Our guest blogger this week is Tanya Parrish, one of the finalists in our recent FitCity Moms contest.
Thank you to everyone who voted for me in the FitCity Mom contest a few weeks ago! I was thrilled to come in second place…and was even happier to be given the runner-up prize of a nutrition counseling session and grocery store tour with Alec Smith of Feel Good Nutrition.
I spent over two hours with Alec and received practical tips to improve my shopping and eating habits. The only painful part was filling out a three-day food log prior to our session…and Alec praised me for being honest! My daughter had just turned 8 and I didn’t have the willpower to resist pizza, movie theater popcorn, and birthday cake. Alec needed to see the temptations I was up against!
In reviewing my food log, Alec provided several useful nuggets (not the dinosaur shaped chicken variety!) that many busy moms will find useful:
- Choose breakfast cereals with at least 3 grams of fiber and 10 grams or less of sugar.
- Use a restaurant app to make informed choices when eating out (I should have skipped that salad at Wendy’s and gone with the grilled chicken sandwich!).
- Skip the fat free salad dressing and go with a light version instead; a little bit of fat helps the body absorb the nutrients in the veggies.
- Add more vegetables throughout the day and include more lean protein at snack time
- Don’t go more than 4 hours without eating.
- Drink 70-80 ounces of water each day (Unfortunately, Diet Coke doesn’t count!).
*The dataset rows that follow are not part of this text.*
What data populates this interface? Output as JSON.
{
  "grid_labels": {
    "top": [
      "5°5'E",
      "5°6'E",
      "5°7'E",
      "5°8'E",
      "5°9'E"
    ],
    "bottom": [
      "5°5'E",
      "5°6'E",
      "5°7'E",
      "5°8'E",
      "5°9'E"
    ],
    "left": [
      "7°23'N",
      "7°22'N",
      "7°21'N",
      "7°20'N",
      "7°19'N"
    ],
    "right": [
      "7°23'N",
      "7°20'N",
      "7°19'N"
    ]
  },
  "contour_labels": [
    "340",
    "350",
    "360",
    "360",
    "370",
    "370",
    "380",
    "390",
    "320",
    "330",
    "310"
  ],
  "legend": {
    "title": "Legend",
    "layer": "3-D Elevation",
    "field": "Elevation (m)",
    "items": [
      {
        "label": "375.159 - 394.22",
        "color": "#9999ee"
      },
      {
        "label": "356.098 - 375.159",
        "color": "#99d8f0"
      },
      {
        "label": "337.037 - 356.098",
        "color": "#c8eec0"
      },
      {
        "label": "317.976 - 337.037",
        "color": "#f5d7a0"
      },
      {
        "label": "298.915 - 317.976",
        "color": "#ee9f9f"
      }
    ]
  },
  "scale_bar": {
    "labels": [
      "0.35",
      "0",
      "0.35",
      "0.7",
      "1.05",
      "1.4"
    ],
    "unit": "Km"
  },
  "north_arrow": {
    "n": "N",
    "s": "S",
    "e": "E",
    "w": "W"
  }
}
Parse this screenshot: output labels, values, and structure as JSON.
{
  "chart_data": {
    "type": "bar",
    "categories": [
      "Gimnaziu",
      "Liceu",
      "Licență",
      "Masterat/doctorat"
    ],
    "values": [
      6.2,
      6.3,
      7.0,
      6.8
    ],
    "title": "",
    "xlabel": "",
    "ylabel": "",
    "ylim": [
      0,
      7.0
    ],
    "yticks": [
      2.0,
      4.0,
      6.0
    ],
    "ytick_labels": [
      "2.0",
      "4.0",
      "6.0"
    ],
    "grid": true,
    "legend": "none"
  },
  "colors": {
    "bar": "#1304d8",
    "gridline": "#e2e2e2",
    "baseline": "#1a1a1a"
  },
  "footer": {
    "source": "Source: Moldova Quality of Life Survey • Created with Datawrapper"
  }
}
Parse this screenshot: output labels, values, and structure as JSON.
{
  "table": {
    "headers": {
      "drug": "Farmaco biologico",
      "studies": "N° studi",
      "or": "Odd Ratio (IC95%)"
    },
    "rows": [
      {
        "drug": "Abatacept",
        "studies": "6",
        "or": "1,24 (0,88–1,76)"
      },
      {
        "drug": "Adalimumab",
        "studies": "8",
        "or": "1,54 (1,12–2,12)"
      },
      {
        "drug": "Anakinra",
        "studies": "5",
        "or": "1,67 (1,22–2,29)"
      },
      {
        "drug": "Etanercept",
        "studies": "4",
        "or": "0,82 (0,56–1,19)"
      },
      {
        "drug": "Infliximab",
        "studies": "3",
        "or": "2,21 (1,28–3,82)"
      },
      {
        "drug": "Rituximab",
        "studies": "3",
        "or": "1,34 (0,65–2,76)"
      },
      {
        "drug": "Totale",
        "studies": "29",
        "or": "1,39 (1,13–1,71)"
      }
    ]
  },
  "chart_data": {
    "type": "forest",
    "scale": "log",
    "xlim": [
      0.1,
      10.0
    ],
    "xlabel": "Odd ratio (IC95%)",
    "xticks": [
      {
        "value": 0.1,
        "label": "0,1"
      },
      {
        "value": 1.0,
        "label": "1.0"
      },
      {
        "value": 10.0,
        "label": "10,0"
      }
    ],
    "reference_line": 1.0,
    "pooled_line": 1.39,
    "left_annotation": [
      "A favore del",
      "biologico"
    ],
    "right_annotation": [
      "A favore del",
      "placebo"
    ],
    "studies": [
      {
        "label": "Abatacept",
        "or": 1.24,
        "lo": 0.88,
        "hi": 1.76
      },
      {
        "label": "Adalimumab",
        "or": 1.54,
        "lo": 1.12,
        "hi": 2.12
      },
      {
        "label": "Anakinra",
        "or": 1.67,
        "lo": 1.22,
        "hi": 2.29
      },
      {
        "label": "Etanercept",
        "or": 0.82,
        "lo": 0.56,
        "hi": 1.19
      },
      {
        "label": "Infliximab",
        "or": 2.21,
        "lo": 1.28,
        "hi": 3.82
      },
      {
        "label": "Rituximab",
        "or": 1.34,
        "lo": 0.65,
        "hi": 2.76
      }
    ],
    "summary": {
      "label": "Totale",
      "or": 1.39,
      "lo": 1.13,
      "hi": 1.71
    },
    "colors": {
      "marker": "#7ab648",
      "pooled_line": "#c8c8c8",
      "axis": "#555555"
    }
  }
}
At the grocery store, the real fun began! As a single mom I have the luxury of scheduling most grocery trips when my daughters are with their dad, so I don’t have the challenge of lugging the girls up and down every aisle or the pressure to hurry home to my family. But I confess, I still don’t take the time to read food labels and ingredient lists on what I put in my cart. So it was nice to spend over an hour in the grocery store with Alec and no shopping list, just the desire to learn so future grocery trips would lead to healthier choices. Again, Alec provided exactly what I needed, not strict rules but basic guidelines for making healthier choices for me and my family.
- The new My Plate guidelines recommend filling half your plate with fruits and veggies, so fill half your grocery cart with fruits and vegetables.
- Eat a rainbow of fruits and vegetables to get the benefits of nutrients represented by the different colors
- Select lean meats by choosing cuts that end in –loin.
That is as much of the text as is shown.